Quel est ce système de mesure équilibré que vous évoquez ?

À l’aide de spectromètres placés au sommet de tours, ou embarqués dans un avion ou sur un drone, on va mesurer le CO2 de l’air. Mais c’est encore insuffisant, puisque l’on ne sait pas d’où il provient exactement. Alors, à partir d’outils utilisés par Météo France, je m’efforce de retrouver et de retracer l’origine de ce CO2, dans une sorte de « marche arrière » pour en déterminer les sources.

Pour autant, le réchauffement climatique - qui ne se discute plus - auquel contribuent fortement les émissions carbone concerne toute notre planète. Ce système de mesure permettrait-il d’y remédier ?

Cela permettrait en tout cas de faire la part des choses. Je m’explique. Les émissions carbone continuent d’augmenter en raison de la production d’énergie fossile (charbon, pétrole, gaz) et de son utilisation (agriculture, industrie, transport…).
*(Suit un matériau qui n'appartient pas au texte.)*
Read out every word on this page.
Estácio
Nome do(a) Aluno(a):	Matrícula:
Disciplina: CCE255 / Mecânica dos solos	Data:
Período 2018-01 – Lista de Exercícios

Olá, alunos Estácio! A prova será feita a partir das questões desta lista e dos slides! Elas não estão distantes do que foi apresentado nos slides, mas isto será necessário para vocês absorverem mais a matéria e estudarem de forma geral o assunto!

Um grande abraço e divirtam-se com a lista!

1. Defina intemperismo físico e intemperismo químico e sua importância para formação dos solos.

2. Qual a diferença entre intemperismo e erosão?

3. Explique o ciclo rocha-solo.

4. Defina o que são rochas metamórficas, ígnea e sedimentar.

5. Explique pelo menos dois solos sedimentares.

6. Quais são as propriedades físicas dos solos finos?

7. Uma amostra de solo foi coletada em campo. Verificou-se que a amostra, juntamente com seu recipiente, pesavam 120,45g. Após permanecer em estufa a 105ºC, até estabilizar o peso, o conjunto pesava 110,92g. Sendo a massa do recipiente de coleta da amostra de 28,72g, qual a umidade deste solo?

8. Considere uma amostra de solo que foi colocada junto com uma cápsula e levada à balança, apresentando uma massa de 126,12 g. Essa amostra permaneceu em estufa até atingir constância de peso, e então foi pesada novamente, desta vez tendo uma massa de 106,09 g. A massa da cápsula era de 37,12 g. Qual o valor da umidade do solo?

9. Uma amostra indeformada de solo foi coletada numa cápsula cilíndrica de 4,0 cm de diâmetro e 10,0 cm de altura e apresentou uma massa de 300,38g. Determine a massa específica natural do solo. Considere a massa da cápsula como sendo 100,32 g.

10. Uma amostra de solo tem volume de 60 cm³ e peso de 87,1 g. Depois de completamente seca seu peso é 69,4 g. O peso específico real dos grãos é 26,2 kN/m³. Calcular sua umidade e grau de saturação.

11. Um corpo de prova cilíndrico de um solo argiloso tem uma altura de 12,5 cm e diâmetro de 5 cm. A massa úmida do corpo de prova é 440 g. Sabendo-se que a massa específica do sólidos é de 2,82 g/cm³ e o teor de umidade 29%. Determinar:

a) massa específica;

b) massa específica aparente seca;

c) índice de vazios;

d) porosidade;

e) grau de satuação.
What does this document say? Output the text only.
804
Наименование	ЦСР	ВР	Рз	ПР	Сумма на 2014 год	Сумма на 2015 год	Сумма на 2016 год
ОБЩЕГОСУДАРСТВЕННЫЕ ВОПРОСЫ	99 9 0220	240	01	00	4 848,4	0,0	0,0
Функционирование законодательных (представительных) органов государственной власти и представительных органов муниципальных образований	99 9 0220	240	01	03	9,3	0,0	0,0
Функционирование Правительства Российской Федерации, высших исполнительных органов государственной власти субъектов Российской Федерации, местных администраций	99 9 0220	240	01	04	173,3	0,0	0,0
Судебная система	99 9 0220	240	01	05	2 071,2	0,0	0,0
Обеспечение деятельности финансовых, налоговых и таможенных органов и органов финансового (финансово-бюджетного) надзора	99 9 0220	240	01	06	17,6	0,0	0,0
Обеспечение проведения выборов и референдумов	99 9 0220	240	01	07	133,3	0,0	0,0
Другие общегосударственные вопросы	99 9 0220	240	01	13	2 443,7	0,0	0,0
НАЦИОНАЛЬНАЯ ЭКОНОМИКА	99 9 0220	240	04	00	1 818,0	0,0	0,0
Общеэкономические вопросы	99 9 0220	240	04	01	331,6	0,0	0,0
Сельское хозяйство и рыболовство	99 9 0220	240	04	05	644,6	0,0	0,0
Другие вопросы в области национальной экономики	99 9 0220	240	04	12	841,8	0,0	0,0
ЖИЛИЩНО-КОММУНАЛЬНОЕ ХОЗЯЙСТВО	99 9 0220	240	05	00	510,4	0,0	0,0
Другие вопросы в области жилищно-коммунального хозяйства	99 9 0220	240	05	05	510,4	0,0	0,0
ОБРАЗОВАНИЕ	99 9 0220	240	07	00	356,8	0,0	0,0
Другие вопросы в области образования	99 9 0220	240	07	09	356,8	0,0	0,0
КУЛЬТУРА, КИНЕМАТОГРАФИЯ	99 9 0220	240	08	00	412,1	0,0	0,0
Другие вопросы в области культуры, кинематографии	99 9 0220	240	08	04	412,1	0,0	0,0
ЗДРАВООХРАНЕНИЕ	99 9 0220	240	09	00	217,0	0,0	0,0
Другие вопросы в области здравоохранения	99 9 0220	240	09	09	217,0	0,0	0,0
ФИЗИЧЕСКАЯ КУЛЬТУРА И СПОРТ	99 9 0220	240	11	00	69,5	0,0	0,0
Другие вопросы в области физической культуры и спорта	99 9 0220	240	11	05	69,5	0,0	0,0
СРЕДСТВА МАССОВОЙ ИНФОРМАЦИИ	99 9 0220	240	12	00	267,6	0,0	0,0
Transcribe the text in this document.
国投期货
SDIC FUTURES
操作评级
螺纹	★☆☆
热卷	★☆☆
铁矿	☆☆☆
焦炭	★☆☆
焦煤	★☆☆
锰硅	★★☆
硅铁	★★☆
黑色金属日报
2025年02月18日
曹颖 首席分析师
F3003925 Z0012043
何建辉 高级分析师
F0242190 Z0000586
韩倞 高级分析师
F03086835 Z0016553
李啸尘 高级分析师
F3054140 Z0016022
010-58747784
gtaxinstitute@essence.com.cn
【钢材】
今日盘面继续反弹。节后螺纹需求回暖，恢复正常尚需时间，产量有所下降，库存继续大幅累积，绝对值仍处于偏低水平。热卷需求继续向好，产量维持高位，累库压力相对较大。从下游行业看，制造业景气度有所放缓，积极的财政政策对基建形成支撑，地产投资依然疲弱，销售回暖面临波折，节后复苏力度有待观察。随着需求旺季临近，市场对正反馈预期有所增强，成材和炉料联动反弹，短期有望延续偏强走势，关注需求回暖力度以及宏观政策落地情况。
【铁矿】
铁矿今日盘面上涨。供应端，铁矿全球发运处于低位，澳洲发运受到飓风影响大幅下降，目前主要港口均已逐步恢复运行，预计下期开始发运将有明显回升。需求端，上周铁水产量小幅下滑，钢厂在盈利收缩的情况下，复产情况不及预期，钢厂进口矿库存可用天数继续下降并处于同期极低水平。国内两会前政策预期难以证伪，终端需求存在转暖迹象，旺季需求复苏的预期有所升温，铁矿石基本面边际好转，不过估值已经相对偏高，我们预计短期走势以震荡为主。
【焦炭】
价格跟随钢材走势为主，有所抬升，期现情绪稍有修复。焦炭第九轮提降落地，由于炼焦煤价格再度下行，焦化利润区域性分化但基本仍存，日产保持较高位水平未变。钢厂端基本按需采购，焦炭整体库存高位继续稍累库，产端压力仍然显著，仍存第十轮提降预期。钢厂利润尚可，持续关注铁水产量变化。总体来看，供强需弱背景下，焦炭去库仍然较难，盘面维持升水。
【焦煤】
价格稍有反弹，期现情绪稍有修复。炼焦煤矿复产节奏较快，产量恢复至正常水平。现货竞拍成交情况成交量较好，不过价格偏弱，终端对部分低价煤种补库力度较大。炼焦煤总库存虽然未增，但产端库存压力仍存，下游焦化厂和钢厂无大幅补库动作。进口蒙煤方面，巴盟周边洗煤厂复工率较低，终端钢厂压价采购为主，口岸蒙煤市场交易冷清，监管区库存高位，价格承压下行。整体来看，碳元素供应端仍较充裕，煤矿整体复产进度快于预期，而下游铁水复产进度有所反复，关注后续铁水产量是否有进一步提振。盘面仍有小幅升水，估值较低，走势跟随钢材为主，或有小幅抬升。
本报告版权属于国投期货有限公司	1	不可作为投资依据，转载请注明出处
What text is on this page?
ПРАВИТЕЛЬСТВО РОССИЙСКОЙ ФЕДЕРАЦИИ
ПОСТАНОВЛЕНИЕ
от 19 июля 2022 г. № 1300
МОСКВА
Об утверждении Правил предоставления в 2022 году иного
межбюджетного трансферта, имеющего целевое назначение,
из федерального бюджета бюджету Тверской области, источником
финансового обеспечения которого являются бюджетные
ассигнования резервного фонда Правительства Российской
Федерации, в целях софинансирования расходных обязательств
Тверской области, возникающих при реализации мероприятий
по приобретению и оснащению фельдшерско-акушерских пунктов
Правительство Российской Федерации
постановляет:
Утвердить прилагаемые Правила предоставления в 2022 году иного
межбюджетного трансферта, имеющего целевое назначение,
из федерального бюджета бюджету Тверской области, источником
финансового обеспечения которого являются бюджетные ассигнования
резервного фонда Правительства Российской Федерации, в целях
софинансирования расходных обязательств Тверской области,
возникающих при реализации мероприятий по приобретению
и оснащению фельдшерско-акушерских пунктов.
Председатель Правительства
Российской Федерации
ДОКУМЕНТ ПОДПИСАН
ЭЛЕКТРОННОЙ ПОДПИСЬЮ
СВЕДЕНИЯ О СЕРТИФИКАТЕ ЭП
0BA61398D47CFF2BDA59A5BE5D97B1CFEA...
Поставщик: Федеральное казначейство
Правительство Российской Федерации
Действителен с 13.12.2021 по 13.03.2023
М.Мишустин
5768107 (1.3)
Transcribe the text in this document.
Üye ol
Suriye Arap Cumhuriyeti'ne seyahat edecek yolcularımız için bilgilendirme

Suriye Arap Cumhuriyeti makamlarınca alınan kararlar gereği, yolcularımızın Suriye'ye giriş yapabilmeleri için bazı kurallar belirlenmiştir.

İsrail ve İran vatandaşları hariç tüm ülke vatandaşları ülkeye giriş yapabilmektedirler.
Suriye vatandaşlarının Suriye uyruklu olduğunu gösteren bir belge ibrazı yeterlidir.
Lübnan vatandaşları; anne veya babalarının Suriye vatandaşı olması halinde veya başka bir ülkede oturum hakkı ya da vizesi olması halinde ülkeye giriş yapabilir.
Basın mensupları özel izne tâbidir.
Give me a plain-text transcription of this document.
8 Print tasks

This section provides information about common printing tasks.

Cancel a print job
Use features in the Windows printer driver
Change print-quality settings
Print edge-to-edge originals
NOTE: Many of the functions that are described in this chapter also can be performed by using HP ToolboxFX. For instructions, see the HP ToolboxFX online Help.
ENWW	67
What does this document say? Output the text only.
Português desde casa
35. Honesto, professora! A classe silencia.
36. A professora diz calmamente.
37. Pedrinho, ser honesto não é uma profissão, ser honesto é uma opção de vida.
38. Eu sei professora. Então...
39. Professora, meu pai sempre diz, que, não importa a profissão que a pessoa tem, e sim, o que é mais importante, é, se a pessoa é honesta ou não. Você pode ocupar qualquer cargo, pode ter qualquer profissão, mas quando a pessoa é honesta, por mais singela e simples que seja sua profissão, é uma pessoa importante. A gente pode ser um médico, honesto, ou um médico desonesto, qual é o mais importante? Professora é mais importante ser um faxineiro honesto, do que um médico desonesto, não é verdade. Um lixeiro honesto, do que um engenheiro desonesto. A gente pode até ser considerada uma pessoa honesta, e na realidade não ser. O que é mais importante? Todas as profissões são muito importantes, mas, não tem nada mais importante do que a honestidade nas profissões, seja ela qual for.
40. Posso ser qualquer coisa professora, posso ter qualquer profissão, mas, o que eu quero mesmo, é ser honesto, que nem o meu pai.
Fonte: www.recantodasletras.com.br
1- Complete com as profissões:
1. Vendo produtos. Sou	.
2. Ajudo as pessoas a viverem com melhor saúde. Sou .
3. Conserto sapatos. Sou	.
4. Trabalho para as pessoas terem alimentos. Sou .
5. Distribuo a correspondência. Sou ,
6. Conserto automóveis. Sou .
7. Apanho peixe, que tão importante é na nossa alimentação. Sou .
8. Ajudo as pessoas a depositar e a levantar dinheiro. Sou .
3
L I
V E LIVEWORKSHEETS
Mais, en Europe et en France on constate une diminution d’à peu près 2 % par an, également une légère diminution aux Etats-Unis, et une stabilité de la Chine en la matière (même si sa demande énergétique domestique croît, elle investit beaucoup dans les énergies vertes).

Ce n’est pas le cas en Amérique du Sud, en Afrique, en Asie du Sud, zones en plein développement économique et qui ne disposent pas de moyens de compensation, comme c’est le cas en France avec une désindustrialisation (par délocalisation dans ces pays, notamment) et de gros investissements pour limiter les émissions carbone.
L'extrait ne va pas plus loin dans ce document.